Le député Éric Bothorel veut soulever le couvercle de la redevance pour copie privée

Hier soir, le rapporteur pour avis en Commission des affaires économiques a « abordé un dernier article, qui n’est pas dans le champ de notre saisine » portant sur la proposition de loi visant à réduire l'empreinte environnementale du numérique en France.

C’est celui relatif à la redevance pour copie privée sur les biens reconditionnés. Introduit et adopté au Sénat, l’article 14 B Bis de la « PPL » interdit ce prélèvement sur les supports remis sur le marché.

Une mesure qui provoque fureur et angoisse des sociétés de gestion collective, elles qui s’affairent en Commission Copie Privée pour frapper smartphones et autres tablettes en seconde vie, afin de maximiser davantage encore leurs entrées.

« Il me semble indispensable, au regard de la nature des usages numériques d’aujourd’hui, qui fonctionnent sur des flux et non plus des stocks, de préserver l’équilibre préservé au Sénat pour soutenir la filière du reconditionné » a soutenu le député des Côtes-d'Armor.

Celui-ci a donc visiblement du mal à comprendre comment un tel prélèvement indemnitaire peut rapporter encore 273 millions d’euros en 2020, année de crise sanitaire, alors que les usages se reportent sur Spotify, Netflix, YouTube, Deezer et autres services en ligne sans copie définitive. 

Le député LREM ne s’est pas arrêté là : dans sa lancée, il a jeté un autre seau d’eau froide sur l’institution.

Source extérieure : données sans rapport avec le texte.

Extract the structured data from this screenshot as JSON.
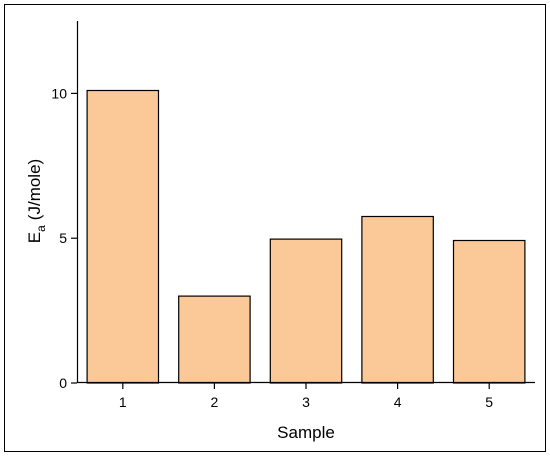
{
  "chart_data": {
    "type": "bar",
    "title": "",
    "xlabel": "Sample",
    "ylabel_main": "E",
    "ylabel_subscript": "a",
    "ylabel_units": "(J/mole)",
    "categories": [
      "1",
      "2",
      "3",
      "4",
      "5"
    ],
    "values": [
      10.1,
      3.0,
      4.97,
      5.75,
      4.92
    ],
    "ylim": [
      0,
      12.5
    ],
    "yticks": [
      0,
      5,
      10
    ],
    "ytick_labels": [
      "0",
      "5",
      "10"
    ],
    "grid": false,
    "legend": "none",
    "bar_fill": "#fbc898",
    "bar_edge": "#000000"
  }
}
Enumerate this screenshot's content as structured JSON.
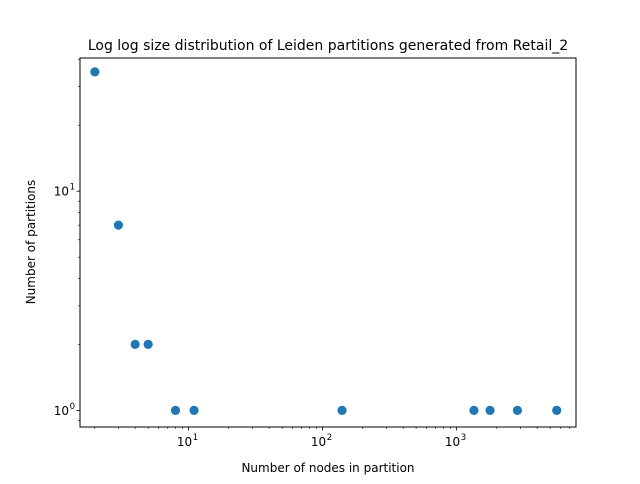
{
  "chart_data": {
    "type": "scatter",
    "title": "Log log size distribution of Leiden partitions generated from Retail_2",
    "xlabel": "Number of nodes in partition",
    "ylabel": "Number of partitions",
    "xscale": "log",
    "yscale": "log",
    "xlim": [
      1.55,
      7800
    ],
    "ylim": [
      0.84,
      40.5
    ],
    "grid": false,
    "x_ticks": [
      {
        "value": 10,
        "base": "10",
        "exp": "1"
      },
      {
        "value": 100,
        "base": "10",
        "exp": "2"
      },
      {
        "value": 1000,
        "base": "10",
        "exp": "3"
      }
    ],
    "y_ticks": [
      {
        "value": 1,
        "base": "10",
        "exp": "0"
      },
      {
        "value": 10,
        "base": "10",
        "exp": "1"
      }
    ],
    "marker_color": "#1f77b4",
    "points": [
      {
        "x": 2,
        "y": 35
      },
      {
        "x": 3,
        "y": 7
      },
      {
        "x": 4,
        "y": 2
      },
      {
        "x": 5,
        "y": 2
      },
      {
        "x": 8,
        "y": 1
      },
      {
        "x": 11,
        "y": 1
      },
      {
        "x": 140,
        "y": 1
      },
      {
        "x": 1350,
        "y": 1
      },
      {
        "x": 1780,
        "y": 1
      },
      {
        "x": 2850,
        "y": 1
      },
      {
        "x": 5600,
        "y": 1
      }
    ]
  }
}
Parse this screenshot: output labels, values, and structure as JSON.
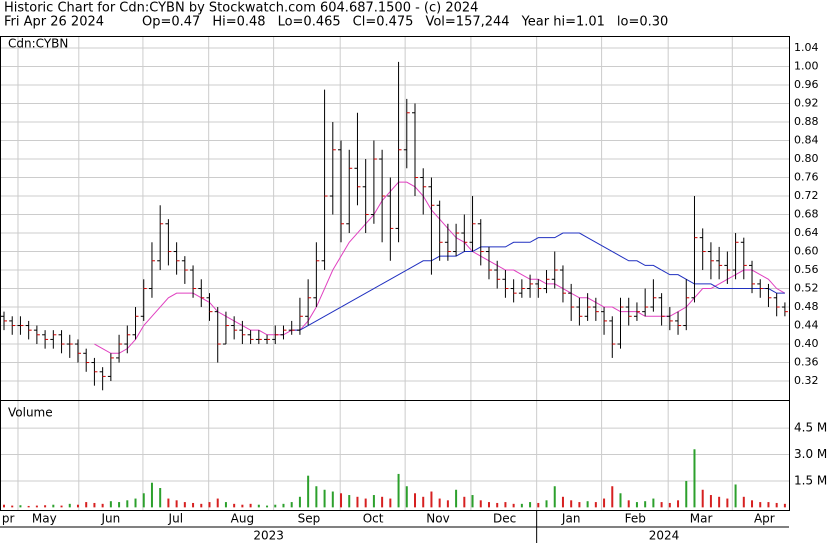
{
  "header": {
    "title": "Historic Chart for Cdn:CYBN by Stockwatch.com 604.687.1500 - (c) 2024",
    "date": "Fri Apr 26 2024",
    "stats": [
      "Op=0.47",
      "Hi=0.48",
      "Lo=0.465",
      "Cl=0.475",
      "Vol=157,244",
      "Year hi=1.01",
      "lo=0.30"
    ]
  },
  "chart_data": [
    {
      "type": "ohlc",
      "symbol": "Cdn:CYBN",
      "open": [
        0.46,
        0.45,
        0.44,
        0.44,
        0.43,
        0.42,
        0.41,
        0.42,
        0.4,
        0.4,
        0.38,
        0.36,
        0.34,
        0.33,
        0.37,
        0.4,
        0.42,
        0.46,
        0.52,
        0.58,
        0.66,
        0.6,
        0.58,
        0.56,
        0.52,
        0.5,
        0.47,
        0.4,
        0.44,
        0.43,
        0.42,
        0.41,
        0.41,
        0.41,
        0.42,
        0.43,
        0.43,
        0.46,
        0.5,
        0.58,
        0.72,
        0.82,
        0.66,
        0.78,
        0.74,
        0.68,
        0.8,
        0.72,
        0.65,
        0.82,
        0.9,
        0.76,
        0.74,
        0.7,
        0.62,
        0.6,
        0.64,
        0.62,
        0.66,
        0.6,
        0.56,
        0.54,
        0.52,
        0.51,
        0.52,
        0.53,
        0.52,
        0.54,
        0.56,
        0.51,
        0.48,
        0.46,
        0.48,
        0.47,
        0.45,
        0.4,
        0.48,
        0.46,
        0.47,
        0.48,
        0.5,
        0.46,
        0.45,
        0.44,
        0.5,
        0.63,
        0.6,
        0.58,
        0.57,
        0.56,
        0.62,
        0.57,
        0.53,
        0.52,
        0.5,
        0.48
      ],
      "high": [
        0.47,
        0.46,
        0.46,
        0.45,
        0.44,
        0.43,
        0.43,
        0.43,
        0.42,
        0.41,
        0.39,
        0.37,
        0.35,
        0.38,
        0.42,
        0.44,
        0.48,
        0.54,
        0.62,
        0.7,
        0.67,
        0.62,
        0.59,
        0.57,
        0.54,
        0.51,
        0.48,
        0.47,
        0.46,
        0.45,
        0.43,
        0.43,
        0.42,
        0.44,
        0.44,
        0.45,
        0.5,
        0.54,
        0.62,
        0.95,
        0.88,
        0.84,
        0.82,
        0.9,
        0.8,
        0.84,
        0.82,
        0.76,
        1.01,
        0.93,
        0.92,
        0.78,
        0.76,
        0.71,
        0.66,
        0.66,
        0.68,
        0.72,
        0.67,
        0.61,
        0.58,
        0.56,
        0.54,
        0.54,
        0.55,
        0.54,
        0.56,
        0.6,
        0.57,
        0.53,
        0.5,
        0.51,
        0.5,
        0.48,
        0.46,
        0.5,
        0.5,
        0.49,
        0.52,
        0.54,
        0.51,
        0.48,
        0.47,
        0.54,
        0.72,
        0.65,
        0.62,
        0.61,
        0.6,
        0.64,
        0.63,
        0.58,
        0.54,
        0.53,
        0.51,
        0.49
      ],
      "low": [
        0.43,
        0.42,
        0.42,
        0.41,
        0.4,
        0.39,
        0.39,
        0.38,
        0.37,
        0.36,
        0.34,
        0.31,
        0.3,
        0.32,
        0.36,
        0.38,
        0.41,
        0.45,
        0.5,
        0.56,
        0.57,
        0.55,
        0.53,
        0.5,
        0.48,
        0.45,
        0.36,
        0.4,
        0.41,
        0.4,
        0.4,
        0.4,
        0.4,
        0.4,
        0.41,
        0.42,
        0.42,
        0.44,
        0.48,
        0.56,
        0.68,
        0.62,
        0.64,
        0.7,
        0.64,
        0.66,
        0.62,
        0.58,
        0.62,
        0.78,
        0.72,
        0.68,
        0.55,
        0.58,
        0.58,
        0.59,
        0.6,
        0.6,
        0.57,
        0.54,
        0.52,
        0.5,
        0.49,
        0.5,
        0.5,
        0.5,
        0.51,
        0.52,
        0.49,
        0.45,
        0.44,
        0.45,
        0.45,
        0.42,
        0.37,
        0.39,
        0.44,
        0.45,
        0.46,
        0.47,
        0.44,
        0.43,
        0.42,
        0.43,
        0.49,
        0.56,
        0.54,
        0.54,
        0.53,
        0.54,
        0.54,
        0.51,
        0.5,
        0.48,
        0.46,
        0.46
      ],
      "close": [
        0.45,
        0.44,
        0.44,
        0.43,
        0.42,
        0.41,
        0.42,
        0.4,
        0.4,
        0.38,
        0.36,
        0.34,
        0.33,
        0.37,
        0.4,
        0.42,
        0.46,
        0.52,
        0.58,
        0.66,
        0.6,
        0.58,
        0.56,
        0.52,
        0.5,
        0.47,
        0.4,
        0.44,
        0.43,
        0.42,
        0.41,
        0.41,
        0.41,
        0.42,
        0.43,
        0.43,
        0.46,
        0.5,
        0.58,
        0.72,
        0.82,
        0.66,
        0.78,
        0.74,
        0.68,
        0.8,
        0.72,
        0.65,
        0.82,
        0.9,
        0.76,
        0.74,
        0.7,
        0.62,
        0.6,
        0.64,
        0.62,
        0.66,
        0.6,
        0.56,
        0.54,
        0.52,
        0.51,
        0.52,
        0.53,
        0.52,
        0.54,
        0.56,
        0.51,
        0.48,
        0.46,
        0.48,
        0.47,
        0.45,
        0.4,
        0.48,
        0.46,
        0.47,
        0.48,
        0.5,
        0.46,
        0.45,
        0.44,
        0.5,
        0.63,
        0.6,
        0.58,
        0.57,
        0.56,
        0.62,
        0.57,
        0.53,
        0.52,
        0.5,
        0.48,
        0.47
      ],
      "series": [
        {
          "color": "#e040c0",
          "values": [
            null,
            null,
            null,
            null,
            null,
            null,
            null,
            null,
            null,
            null,
            null,
            0.4,
            0.39,
            0.38,
            0.38,
            0.39,
            0.41,
            0.44,
            0.46,
            0.48,
            0.5,
            0.51,
            0.51,
            0.51,
            0.5,
            0.49,
            0.47,
            0.46,
            0.45,
            0.44,
            0.43,
            0.43,
            0.42,
            0.42,
            0.42,
            0.43,
            0.43,
            0.45,
            0.48,
            0.52,
            0.56,
            0.59,
            0.62,
            0.64,
            0.66,
            0.68,
            0.71,
            0.73,
            0.75,
            0.75,
            0.74,
            0.72,
            0.69,
            0.67,
            0.65,
            0.63,
            0.62,
            0.6,
            0.59,
            0.58,
            0.57,
            0.56,
            0.56,
            0.55,
            0.54,
            0.54,
            0.53,
            0.53,
            0.52,
            0.51,
            0.5,
            0.5,
            0.49,
            0.48,
            0.48,
            0.47,
            0.47,
            0.47,
            0.46,
            0.46,
            0.46,
            0.46,
            0.47,
            0.48,
            0.5,
            0.52,
            0.52,
            0.53,
            0.54,
            0.55,
            0.56,
            0.56,
            0.55,
            0.54,
            0.52,
            0.51
          ]
        },
        {
          "color": "#2030c0",
          "values": [
            null,
            null,
            null,
            null,
            null,
            null,
            null,
            null,
            null,
            null,
            null,
            null,
            null,
            null,
            null,
            null,
            null,
            null,
            null,
            null,
            null,
            null,
            null,
            null,
            null,
            null,
            null,
            null,
            null,
            null,
            null,
            null,
            null,
            null,
            null,
            0.43,
            0.43,
            0.44,
            0.45,
            0.46,
            0.47,
            0.48,
            0.49,
            0.5,
            0.51,
            0.52,
            0.53,
            0.54,
            0.55,
            0.56,
            0.57,
            0.58,
            0.58,
            0.59,
            0.59,
            0.59,
            0.6,
            0.6,
            0.61,
            0.61,
            0.61,
            0.61,
            0.62,
            0.62,
            0.62,
            0.63,
            0.63,
            0.63,
            0.64,
            0.64,
            0.64,
            0.63,
            0.62,
            0.61,
            0.6,
            0.59,
            0.58,
            0.58,
            0.57,
            0.57,
            0.56,
            0.55,
            0.55,
            0.54,
            0.53,
            0.53,
            0.53,
            0.52,
            0.52,
            0.52,
            0.52,
            0.52,
            0.52,
            0.52,
            0.51,
            0.51
          ]
        }
      ],
      "ylim": [
        0.279,
        1.066
      ],
      "yticks": [
        0.32,
        0.36,
        {
          "value": 0.4,
          "label": "0.40"
        },
        0.44,
        0.48,
        0.52,
        0.56,
        {
          "value": 0.6,
          "label": "0.60"
        },
        0.64,
        0.68,
        0.72,
        0.76,
        {
          "value": 0.8,
          "label": "0.80"
        },
        0.84,
        0.88,
        0.92,
        0.96,
        {
          "value": 1.0,
          "label": "1.00"
        },
        1.04
      ],
      "grid": true
    },
    {
      "type": "volume",
      "title": "Volume",
      "values": [
        0.15,
        0.1,
        0.12,
        0.08,
        0.1,
        0.12,
        0.15,
        0.1,
        0.2,
        0.15,
        0.3,
        0.25,
        0.2,
        0.35,
        0.3,
        0.4,
        0.5,
        0.8,
        1.4,
        1.1,
        0.5,
        0.4,
        0.3,
        0.25,
        0.2,
        0.3,
        0.5,
        0.3,
        0.2,
        0.15,
        0.2,
        0.15,
        0.1,
        0.15,
        0.2,
        0.3,
        0.6,
        1.8,
        1.2,
        1.0,
        0.9,
        0.8,
        0.7,
        0.6,
        0.5,
        0.7,
        0.6,
        0.5,
        1.9,
        1.2,
        0.8,
        0.6,
        0.9,
        0.5,
        0.4,
        1.0,
        0.6,
        0.7,
        0.4,
        0.3,
        0.25,
        0.3,
        0.2,
        0.2,
        0.3,
        0.25,
        0.4,
        1.2,
        0.6,
        0.4,
        0.3,
        0.35,
        0.3,
        0.5,
        1.2,
        0.8,
        0.4,
        0.3,
        0.35,
        0.5,
        0.3,
        0.25,
        0.4,
        1.5,
        3.3,
        1.0,
        0.7,
        0.6,
        0.5,
        1.3,
        0.6,
        0.4,
        0.3,
        0.3,
        0.25,
        0.2
      ],
      "ylim": [
        -0.15,
        6.1
      ],
      "yticks": [
        {
          "value": 1.5,
          "label": "1.5 M"
        },
        {
          "value": 3.0,
          "label": "3.0 M"
        },
        {
          "value": 4.5,
          "label": "4.5 M"
        }
      ],
      "xgrid": [
        1.7,
        9.1,
        16.9,
        24.9,
        32.8,
        40.9,
        48.8,
        56.8,
        64.8,
        72.7,
        80.8,
        88.6
      ],
      "xticks": [
        {
          "value": 0.5,
          "label": "pr"
        },
        {
          "value": 4.9,
          "label": "May"
        },
        {
          "value": 13.0,
          "label": "Jun"
        },
        {
          "value": 20.9,
          "label": "Jul"
        },
        {
          "value": 29.0,
          "label": "Aug"
        },
        {
          "value": 37.1,
          "label": "Sep"
        },
        {
          "value": 44.9,
          "label": "Oct"
        },
        {
          "value": 52.8,
          "label": "Nov"
        },
        {
          "value": 60.9,
          "label": "Dec"
        },
        {
          "value": 69.0,
          "label": "Jan"
        },
        {
          "value": 76.8,
          "label": "Feb"
        },
        {
          "value": 84.8,
          "label": "Mar"
        },
        {
          "value": 92.5,
          "label": "Apr"
        }
      ],
      "years": [
        {
          "value": 32.2,
          "label": "2023"
        },
        {
          "value": 80.3,
          "label": "2024"
        }
      ],
      "year_divider": 64.8
    }
  ]
}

« Il s’agit aussi [...] aussi de nous interroger sur le sens de cette extension constante de la redevance pour copie privée et sur un certain manque de transparence de ce système qui n’est, je le dis, pas acceptable ». Il annonce le dépôt d’un amendement en commission au fond, au profit d’un rapport sur ce mécanisme.

Rappelons brièvement ses travers (pour les redevables) ou ses charmes (pour les ayants droit) : une commission administrative où les principaux choix sont mitonnés en groupes de travail, non soumis à reporting.

Un prélèvement qui frappe aussi les entreprises, les associations, les hôpitaux, etc. alors que le droit européen réserve son paiement aux seules personnes physiques pour leurs usages de copie privée d’œuvres sans autorisation des créateurs.

Un système de remboursement ou d’exonération des pros grippé et, au hasard, complexe.

Des études d’usages, pour jauger les pratiques de copies d’un panel, payées par les ayants droit, ceux-là mêmes qui touchent la redevance. Des ayants droit en surreprésentation au sein de cette instance chargée d’établir assiettes et taux (12 sièges, contre 6 pour les consommateurs et 6 pour les industriels). 

Un mécanisme qui leur permet de créer des liens d’intérêts avec les élus locaux, via les 25 % de la redevance que les sociétés de gestion collective doivent utiliser pour financer les festivals, etc.

La position du député est aussi courageuse qu’ambitieuse alors qu’un arbitrage à Matignon a tranché en faveur de l’assujettissement du reconditionné. Relevons au passage que notre tweet, saluant cette sortie publique du député breton, a été « liké » par le secrétaire d’État au numérique Cédric O.